The Junkyard Wonders by Patricia Polacco

[Originally posted on October 20, 2011 here]

The Junkyard Wonders by Patricia Polacco

When I picked my second-grade twins up from school yesterday, their teacher (also a friend of mine), tearfully told me about this book she had just finished reading to the class, and she urged me to take it home and read it, so I did.

Young Trisha has a learning disability and is the target of teasing and bullying. She longs to go live with her dad and grandma in Michigan and make a fresh start, where nobody will know how dumb she is. In Michigan, however, she is bewildered and crushed to find herself in a “special” class, just like in California where she lived with her mom.

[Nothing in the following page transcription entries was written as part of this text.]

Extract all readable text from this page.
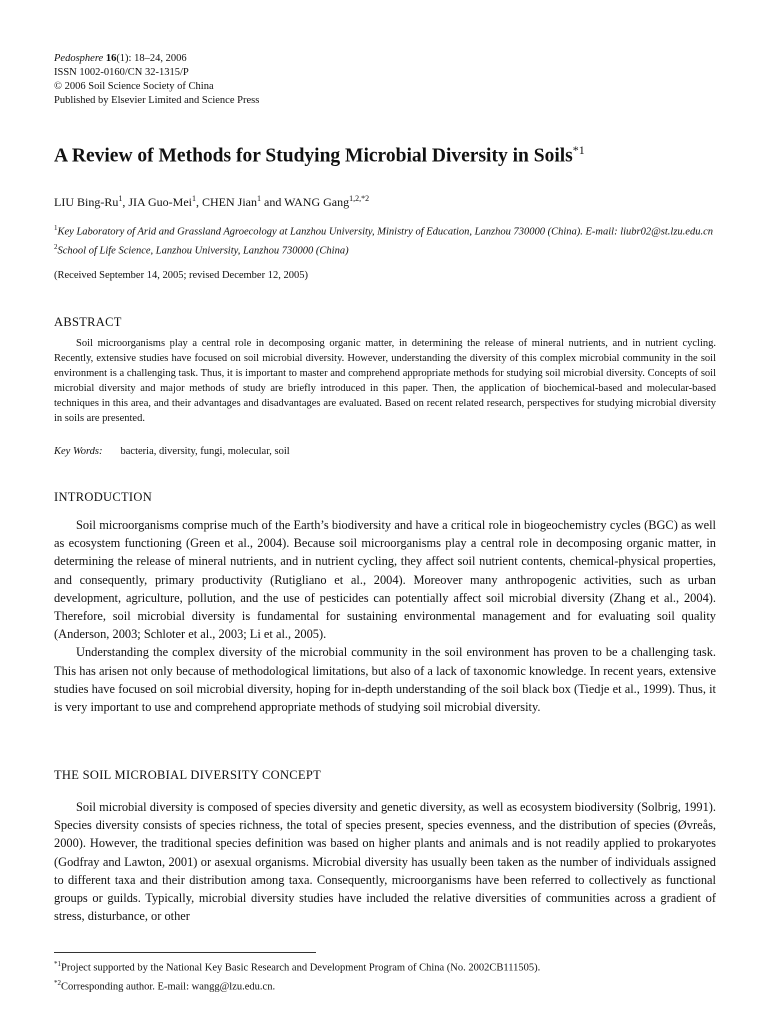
Pedosphere 16(1): 18–24, 2006
ISSN 1002-0160/CN 32-1315/P
© 2006 Soil Science Society of China
Published by Elsevier Limited and Science Press
A Review of Methods for Studying Microbial Diversity in Soils$^{*1}$
LIU Bing-Ru$^1$, JIA Guo-Mei$^1$, CHEN Jian$^1$ and WANG Gang$^{1,2,*2}$
$^1$Key Laboratory of Arid and Grassland Agroecology at Lanzhou University, Ministry of Education, Lanzhou 730000 (China). E-mail: liubr02@st.lzu.edu.cn
$^2$School of Life Science, Lanzhou University, Lanzhou 730000 (China)
(Received September 14, 2005; revised December 12, 2005)
ABSTRACT
Soil microorganisms play a central role in decomposing organic matter, in determining the release of mineral nutrients, and in nutrient cycling. Recently, extensive studies have focused on soil microbial diversity. However, understanding the diversity of this complex microbial community in the soil environment is a challenging task. Thus, it is important to master and comprehend appropriate methods for studying soil microbial diversity. Concepts of soil microbial diversity and major methods of study are briefly introduced in this paper. Then, the application of biochemical-based and molecular-based techniques in this area, and their advantages and disadvantages are evaluated. Based on recent related research, perspectives for studying microbial diversity in soils are presented.
Key Words: bacteria, diversity, fungi, molecular, soil
INTRODUCTION

Soil microorganisms comprise much of the Earth’s biodiversity and have a critical role in biogeochemistry cycles (BGC) as well as ecosystem functioning (Green et al., 2004). Because soil microorganisms play a central role in decomposing organic matter, in determining the release of mineral nutrients, and in nutrient cycling, they affect soil nutrient contents, chemical-physical properties, and consequently, primary productivity (Rutigliano et al., 2004). Moreover many anthropogenic activities, such as urban development, agriculture, pollution, and the use of pesticides can potentially affect soil microbial diversity (Zhang et al., 2004). Therefore, soil microbial diversity is fundamental for sustaining environmental management and for evaluating soil quality (Anderson, 2003; Schloter et al., 2003; Li et al., 2005).

Understanding the complex diversity of the microbial community in the soil environment has proven to be a challenging task. This has arisen not only because of methodological limitations, but also of a lack of taxonomic knowledge. In recent years, extensive studies have focused on soil microbial diversity, hoping for in-depth understanding of the soil black box (Tiedje et al., 1999). Thus, it is very important to use and comprehend appropriate methods of studying soil microbial diversity.

THE SOIL MICROBIAL DIVERSITY CONCEPT

Soil microbial diversity is composed of species diversity and genetic diversity, as well as ecosystem biodiversity (Solbrig, 1991). Species diversity consists of species richness, the total of species present, species evenness, and the distribution of species (Øvreås, 2000). However, the traditional species definition was based on higher plants and animals and is not readily applied to prokaryotes (Godfray and Lawton, 2001) or asexual organisms. Microbial diversity has usually been taken as the number of individuals assigned to different taxa and their distribution among taxa. Consequently, microorganisms have been referred to collectively as functional groups or guilds. Typically, microbial diversity studies have included the relative diversities of communities across a gradient of stress, disturbance, or other

$^{*1}$Project supported by the National Key Basic Research and Development Program of China (No. 2002CB111505).
$^{*2}$Corresponding author. E-mail: wangg@lzu.edu.cn.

Enter Mrs. Peterson, the teacher of this class – known as The Junkyard for its misfits, oddballs, and seemingly discarded kids. Her introduction misleads the reader into thinking she is a harsh character, until she explains the definition of genius to her class:

“Genius is neither learned nor acquired.

It is knowing without experience
It is risking without fear of failure
It is perception without touch
It is understanding without research
It is certainty without proof
It is ability without practice
It is invention without limitations
It is imagination without boundaries
It is creativity without constraints
It is……extraordinary intelligence!”

… and tells them that this describes each of them.

And thus follows an uplifting narrative about how these kids find their own worth, and their own special genius.

This story, inspired by the author’s own true-life experiences, is a wonderful parable about diversity, tolerance, and the value of all people, no matter what their differences or limitations might be. I love that my kids’ teacher is sharing these principles in her classroom. A wonderful story for teachers and parents alike to share with elementary school- age children.